Asked about dropping resettlement figures, the immigration official said the Indonesian government believed "the number of resettlements must be increased every year" and Australia had a part to play in that.
"[Australia] must continue to assist and work together with Indonesia because Australia is one of the countries of destination while Indonesia is a country of transit," the official said.
In a written response to questions, the IOM's Indonesia mission said its assistance for refugees included mental health and psycho-social counselling it had ramped up its support services because of the stresses of the pandemic.
The UNHCR is also looking to increase mental health support, according to its Indonesia head Ann Mayman, as well as pressing the government of Joko Widodo to allow refugees more basic rights so they could "live a meaningful life while they wait".
Its other task is convincing governments like Australia to increase their refugee quotas. There was welcome news with US President Joe Biden this month raising its cap from a Trump-era 15,000 to an intake of 62,500 over the next six months. The places set aside by the Australian government, which announced in its budget it would spend $464.7 million over two years on immigration detention, are down from 18,750 in 2019.

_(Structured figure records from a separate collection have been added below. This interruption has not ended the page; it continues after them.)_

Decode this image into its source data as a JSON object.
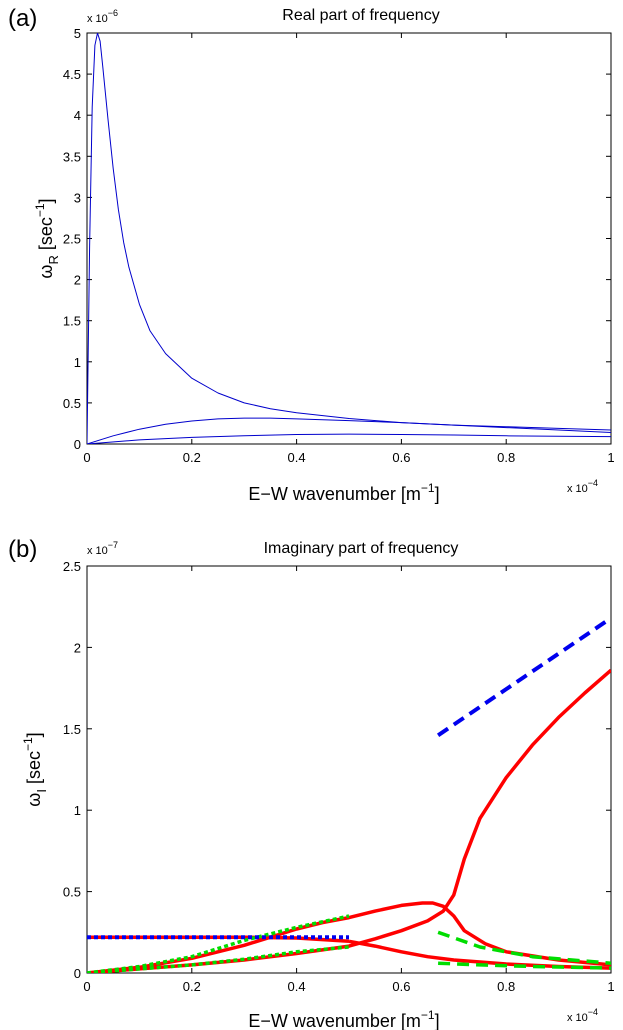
{
  "chart_data": [
    {
      "panel_label": "(a)",
      "type": "line",
      "title": "Real part of frequency",
      "xlabel": "E−W wavenumber [m",
      "xlabel_sup": "−1",
      "xlabel_end": "]",
      "ylabel": "ω",
      "ylabel_sub": "R",
      "ylabel_rest": " [sec",
      "ylabel_sup": "−1",
      "ylabel_end": "]",
      "x_multiplier": "x 10",
      "x_multiplier_exp": "−4",
      "y_multiplier": "x 10",
      "y_multiplier_exp": "−6",
      "xlim": [
        0,
        1
      ],
      "ylim": [
        0,
        5
      ],
      "xticks": [
        "0",
        "0.2",
        "0.4",
        "0.6",
        "0.8",
        "1"
      ],
      "yticks": [
        "0",
        "0.5",
        "1",
        "1.5",
        "2",
        "2.5",
        "3",
        "3.5",
        "4",
        "4.5",
        "5"
      ],
      "series": [
        {
          "color": "#0000cc",
          "style": "solid",
          "width": 1,
          "points": [
            [
              0,
              0
            ],
            [
              0.005,
              2.4
            ],
            [
              0.01,
              4.1
            ],
            [
              0.015,
              4.85
            ],
            [
              0.02,
              5.0
            ],
            [
              0.025,
              4.9
            ],
            [
              0.03,
              4.6
            ],
            [
              0.04,
              3.95
            ],
            [
              0.05,
              3.35
            ],
            [
              0.06,
              2.85
            ],
            [
              0.07,
              2.45
            ],
            [
              0.08,
              2.15
            ],
            [
              0.1,
              1.7
            ],
            [
              0.12,
              1.38
            ],
            [
              0.15,
              1.1
            ],
            [
              0.2,
              0.8
            ],
            [
              0.25,
              0.62
            ],
            [
              0.3,
              0.5
            ],
            [
              0.35,
              0.43
            ],
            [
              0.4,
              0.38
            ],
            [
              0.5,
              0.31
            ],
            [
              0.6,
              0.26
            ],
            [
              0.7,
              0.23
            ],
            [
              0.8,
              0.21
            ],
            [
              0.9,
              0.19
            ],
            [
              1.0,
              0.17
            ]
          ]
        },
        {
          "color": "#0000cc",
          "style": "solid",
          "width": 1,
          "points": [
            [
              0,
              0
            ],
            [
              0.05,
              0.1
            ],
            [
              0.1,
              0.18
            ],
            [
              0.15,
              0.24
            ],
            [
              0.2,
              0.28
            ],
            [
              0.25,
              0.305
            ],
            [
              0.3,
              0.315
            ],
            [
              0.35,
              0.315
            ],
            [
              0.4,
              0.305
            ],
            [
              0.5,
              0.285
            ],
            [
              0.6,
              0.26
            ],
            [
              0.7,
              0.23
            ],
            [
              0.8,
              0.2
            ],
            [
              0.9,
              0.17
            ],
            [
              1.0,
              0.14
            ]
          ]
        },
        {
          "color": "#0000cc",
          "style": "solid",
          "width": 1,
          "points": [
            [
              0,
              0
            ],
            [
              0.1,
              0.05
            ],
            [
              0.2,
              0.08
            ],
            [
              0.3,
              0.1
            ],
            [
              0.4,
              0.115
            ],
            [
              0.5,
              0.12
            ],
            [
              0.6,
              0.115
            ],
            [
              0.7,
              0.11
            ],
            [
              0.8,
              0.1
            ],
            [
              0.9,
              0.095
            ],
            [
              1.0,
              0.09
            ]
          ]
        }
      ]
    },
    {
      "panel_label": "(b)",
      "type": "line",
      "title": "Imaginary part of frequency",
      "xlabel": "E−W wavenumber [m",
      "xlabel_sup": "−1",
      "xlabel_end": "]",
      "ylabel": "ω",
      "ylabel_sub": "I",
      "ylabel_rest": " [sec",
      "ylabel_sup": "−1",
      "ylabel_end": "]",
      "x_multiplier": "x 10",
      "x_multiplier_exp": "−4",
      "y_multiplier": "x 10",
      "y_multiplier_exp": "−7",
      "xlim": [
        0,
        1
      ],
      "ylim": [
        0,
        2.5
      ],
      "xticks": [
        "0",
        "0.2",
        "0.4",
        "0.6",
        "0.8",
        "1"
      ],
      "yticks": [
        "0",
        "0.5",
        "1",
        "1.5",
        "2",
        "2.5"
      ],
      "series": [
        {
          "color": "#ff0000",
          "style": "solid",
          "width": 3.5,
          "points": [
            [
              0,
              0.22
            ],
            [
              0.1,
              0.22
            ],
            [
              0.2,
              0.22
            ],
            [
              0.3,
              0.22
            ],
            [
              0.4,
              0.215
            ],
            [
              0.45,
              0.205
            ],
            [
              0.5,
              0.195
            ]
          ]
        },
        {
          "color": "#ff0000",
          "style": "solid",
          "width": 3.5,
          "points": [
            [
              0,
              0
            ],
            [
              0.1,
              0.035
            ],
            [
              0.2,
              0.09
            ],
            [
              0.3,
              0.17
            ],
            [
              0.35,
              0.22
            ],
            [
              0.4,
              0.27
            ],
            [
              0.45,
              0.31
            ],
            [
              0.5,
              0.34
            ],
            [
              0.55,
              0.38
            ],
            [
              0.6,
              0.415
            ],
            [
              0.64,
              0.43
            ],
            [
              0.66,
              0.43
            ],
            [
              0.68,
              0.41
            ],
            [
              0.7,
              0.35
            ],
            [
              0.72,
              0.26
            ],
            [
              0.76,
              0.18
            ],
            [
              0.8,
              0.13
            ],
            [
              0.9,
              0.08
            ],
            [
              1.0,
              0.05
            ]
          ]
        },
        {
          "color": "#ff0000",
          "style": "solid",
          "width": 3.5,
          "points": [
            [
              0,
              0
            ],
            [
              0.1,
              0.025
            ],
            [
              0.2,
              0.05
            ],
            [
              0.3,
              0.08
            ],
            [
              0.4,
              0.12
            ],
            [
              0.5,
              0.165
            ],
            [
              0.55,
              0.21
            ],
            [
              0.6,
              0.26
            ],
            [
              0.65,
              0.32
            ],
            [
              0.68,
              0.38
            ],
            [
              0.7,
              0.48
            ],
            [
              0.72,
              0.7
            ],
            [
              0.75,
              0.95
            ],
            [
              0.8,
              1.2
            ],
            [
              0.85,
              1.4
            ],
            [
              0.9,
              1.57
            ],
            [
              0.95,
              1.72
            ],
            [
              1.0,
              1.86
            ]
          ]
        },
        {
          "color": "#ff0000",
          "style": "solid",
          "width": 3.5,
          "points": [
            [
              0.5,
              0.195
            ],
            [
              0.55,
              0.165
            ],
            [
              0.6,
              0.13
            ],
            [
              0.65,
              0.1
            ],
            [
              0.7,
              0.08
            ],
            [
              0.8,
              0.055
            ],
            [
              0.9,
              0.04
            ],
            [
              1.0,
              0.03
            ]
          ]
        },
        {
          "color": "#00dd00",
          "style": "dotted",
          "width": 3.5,
          "points": [
            [
              0,
              0
            ],
            [
              0.1,
              0.04
            ],
            [
              0.2,
              0.1
            ],
            [
              0.3,
              0.2
            ],
            [
              0.4,
              0.28
            ],
            [
              0.5,
              0.35
            ]
          ]
        },
        {
          "color": "#00dd00",
          "style": "dotted",
          "width": 3.5,
          "points": [
            [
              0,
              0
            ],
            [
              0.1,
              0.025
            ],
            [
              0.2,
              0.05
            ],
            [
              0.3,
              0.085
            ],
            [
              0.4,
              0.13
            ],
            [
              0.5,
              0.16
            ]
          ]
        },
        {
          "color": "#00dd00",
          "style": "dashed",
          "width": 3.5,
          "points": [
            [
              0.67,
              0.25
            ],
            [
              0.75,
              0.16
            ],
            [
              0.85,
              0.1
            ],
            [
              1.0,
              0.06
            ]
          ]
        },
        {
          "color": "#00dd00",
          "style": "dashed",
          "width": 3.5,
          "points": [
            [
              0.67,
              0.06
            ],
            [
              0.75,
              0.05
            ],
            [
              0.85,
              0.04
            ],
            [
              1.0,
              0.03
            ]
          ]
        },
        {
          "color": "#0000ee",
          "style": "dotted",
          "width": 4,
          "points": [
            [
              0,
              0.22
            ],
            [
              0.5,
              0.22
            ]
          ]
        },
        {
          "color": "#0000ee",
          "style": "dashed",
          "width": 4,
          "points": [
            [
              0.67,
              1.46
            ],
            [
              1.0,
              2.18
            ]
          ]
        }
      ]
    }
  ]
}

"Australia doesn't want to give access to asylum seekers who arrive at their borders but raising their resettlement quota is a way that should in principle fall within the type of refugee policy Australia wants," Maymann said.
The UNHCR also facilitates the voluntary repatriation of refugees to their countries of origin. For Farahnaz's family and most others like hers, however, that is not an option.
They left Afghanistan after being threatened by the Taliban and with the rise in violence and fear that has accompanied the announcement of foreign troop withdrawal, they are not about to go back.
"People like our family who are living in Afghanistan now are afraid because the Taliban has no mercy on people," Farahnaz said. "They don't care who you are."